医師になるためには、医師免許が必要です。それにはまず、大学の医学部に入学しなければ始まりません。医学部で医学課程を修め、卒業し、なおかつ医師国家試験に合格することで、医師免許が取得できるのです。しかし、医学部に入学するには相当な学力が必要です。

偏差値で言うと、私立なら最低でも60程度、国公立なら65以上が、医学部合格の目安になるでしょう。偏差値60と言えば、一般的な大学ならば上位レベルと思われますが、医学部としては最低ランクになってしまうのです。医師は人の命を預かる職業ですから、このように厳しい選抜が行われるのは当然かもしれません。中でも、東京大学理科三類の平均偏差値は73.8にも上り、日本のあらゆる大学(医学部以外も含めて)で最も入学することが難しいと言われています。ただ、東大理三出身の名医はあまりいないと言われているのが現実ですが…。

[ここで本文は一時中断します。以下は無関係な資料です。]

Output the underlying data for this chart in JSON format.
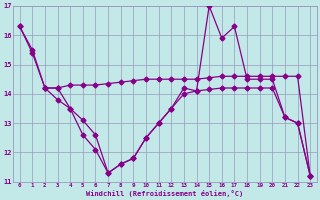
{
  "xlabel": "Windchill (Refroidissement éolien,°C)",
  "bg_color": "#c2e8e8",
  "grid_color": "#9999bb",
  "line_color": "#880088",
  "xlim": [
    -0.5,
    23.5
  ],
  "ylim": [
    11,
    17
  ],
  "yticks": [
    11,
    12,
    13,
    14,
    15,
    16,
    17
  ],
  "xticks": [
    0,
    1,
    2,
    3,
    4,
    5,
    6,
    7,
    8,
    9,
    10,
    11,
    12,
    13,
    14,
    15,
    16,
    17,
    18,
    19,
    20,
    21,
    22,
    23
  ],
  "s1_x": [
    0,
    1,
    2,
    3,
    4,
    5,
    6,
    7,
    8,
    9,
    10,
    11,
    12,
    13,
    14,
    15,
    16,
    17,
    18,
    19,
    20,
    21,
    22,
    23
  ],
  "s1_y": [
    16.3,
    15.4,
    14.2,
    14.2,
    13.5,
    12.6,
    12.1,
    11.3,
    11.6,
    11.8,
    12.5,
    13.0,
    13.5,
    14.2,
    14.1,
    17.0,
    15.9,
    16.3,
    14.5,
    14.5,
    14.5,
    13.2,
    13.0,
    11.2
  ],
  "s2_x": [
    2,
    3,
    4,
    5,
    6,
    7,
    8,
    9,
    10,
    11,
    12,
    13,
    14,
    15,
    16,
    17,
    18,
    19,
    20,
    21,
    22,
    23
  ],
  "s2_y": [
    14.2,
    14.2,
    14.3,
    14.3,
    14.3,
    14.35,
    14.4,
    14.45,
    14.5,
    14.5,
    14.5,
    14.5,
    14.5,
    14.55,
    14.6,
    14.6,
    14.6,
    14.6,
    14.6,
    14.6,
    14.6,
    11.2
  ],
  "s3_x": [
    0,
    1,
    2,
    3,
    4,
    5,
    6,
    7,
    8,
    9,
    10,
    11,
    12,
    13,
    14,
    15,
    16,
    17,
    18,
    19,
    20,
    21,
    22,
    23
  ],
  "s3_y": [
    16.3,
    15.5,
    14.2,
    13.8,
    13.5,
    13.1,
    12.6,
    11.3,
    11.6,
    11.8,
    12.5,
    13.0,
    13.5,
    14.0,
    14.1,
    14.15,
    14.2,
    14.2,
    14.2,
    14.2,
    14.2,
    13.2,
    13.0,
    11.2
  ]
}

もちろん、入学してからも勉強漬けの日々が続きます。日本における医師国家試験は、毎年約90%と高い合格率になっていますが、だからといって、誰でも簡単に合格できるというわけではありません。日本の医師免許制度は世界的に見ても特殊で、診療科毎に交付されるわけではなく、免許一つで全て(歯科以外)の診療行為が行なえるようになっているのです。

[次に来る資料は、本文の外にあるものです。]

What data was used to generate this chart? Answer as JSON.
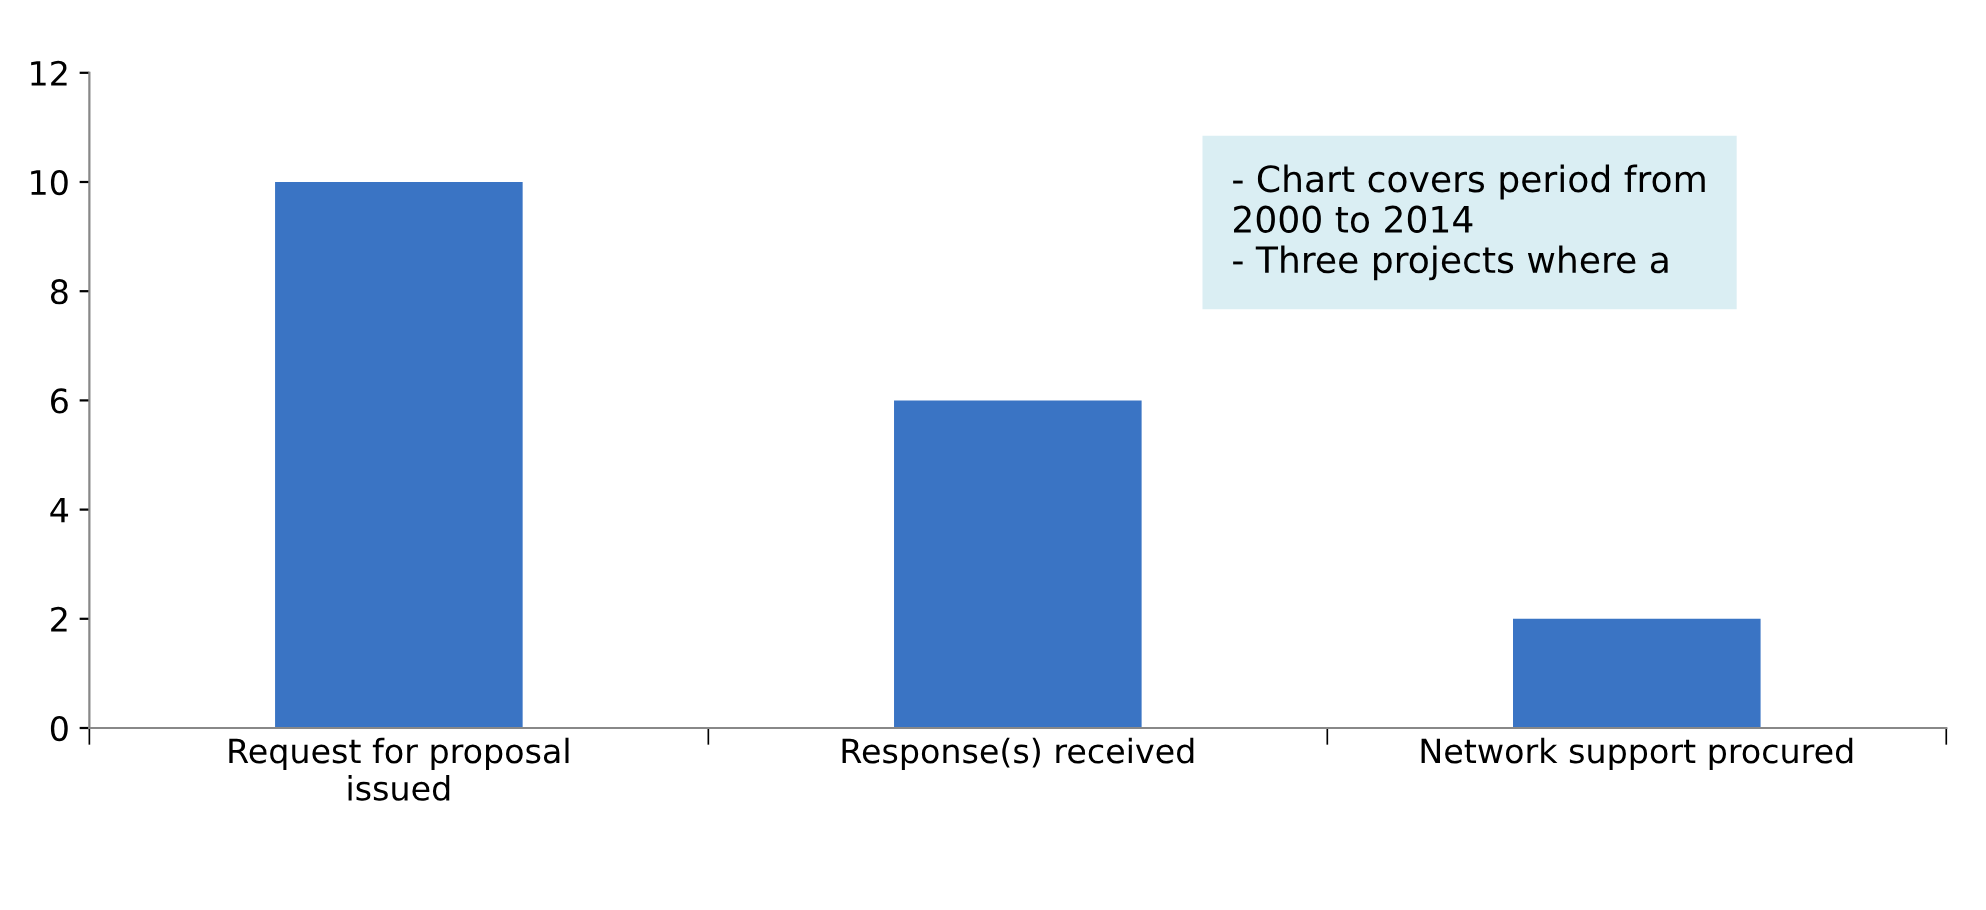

これはつまり、医師免許を取得(=医師国家試験に合格)するためには、あらゆる医学的知識が必要になるということです。当然、医学部でも全ての分野を教わることになります。「自分は将来絶対に内科医になる」と決めている人であっても、外科や眼科や産婦人科についても勉強しなければならないということです。それゆえに、医学部は比較的留年してしまう人が多い傾向にあるようです。

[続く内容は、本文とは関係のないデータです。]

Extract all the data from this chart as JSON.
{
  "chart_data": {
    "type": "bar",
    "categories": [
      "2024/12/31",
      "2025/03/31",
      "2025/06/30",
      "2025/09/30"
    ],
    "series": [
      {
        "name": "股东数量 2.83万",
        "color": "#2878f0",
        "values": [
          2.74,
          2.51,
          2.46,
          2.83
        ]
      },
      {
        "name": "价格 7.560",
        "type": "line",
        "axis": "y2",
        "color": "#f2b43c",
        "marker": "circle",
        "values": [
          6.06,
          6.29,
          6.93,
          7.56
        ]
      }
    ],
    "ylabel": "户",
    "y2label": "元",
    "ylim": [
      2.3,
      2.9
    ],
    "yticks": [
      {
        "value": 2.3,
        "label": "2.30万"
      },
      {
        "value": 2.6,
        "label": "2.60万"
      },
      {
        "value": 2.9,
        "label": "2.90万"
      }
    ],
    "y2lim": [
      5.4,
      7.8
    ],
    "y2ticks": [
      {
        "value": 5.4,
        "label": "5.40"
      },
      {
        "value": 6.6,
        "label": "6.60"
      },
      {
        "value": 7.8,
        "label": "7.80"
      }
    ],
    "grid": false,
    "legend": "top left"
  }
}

私立の医学部は、6年間で平均3000万円以上もかかってしまうほど高額な学費が必要ですから、留年してしまうのは絶対に避けたいものです。

これだけ厳しそうな医師国家試験が、何故毎年90%もの高い合格率になっているのかというと、実は合格できる見込みのない生徒は留年させられる(=医師国家試験を受けさせない)ということも少なくないそうで・・・。単純に90%という数字だけ見て判断するのは禁物ですね。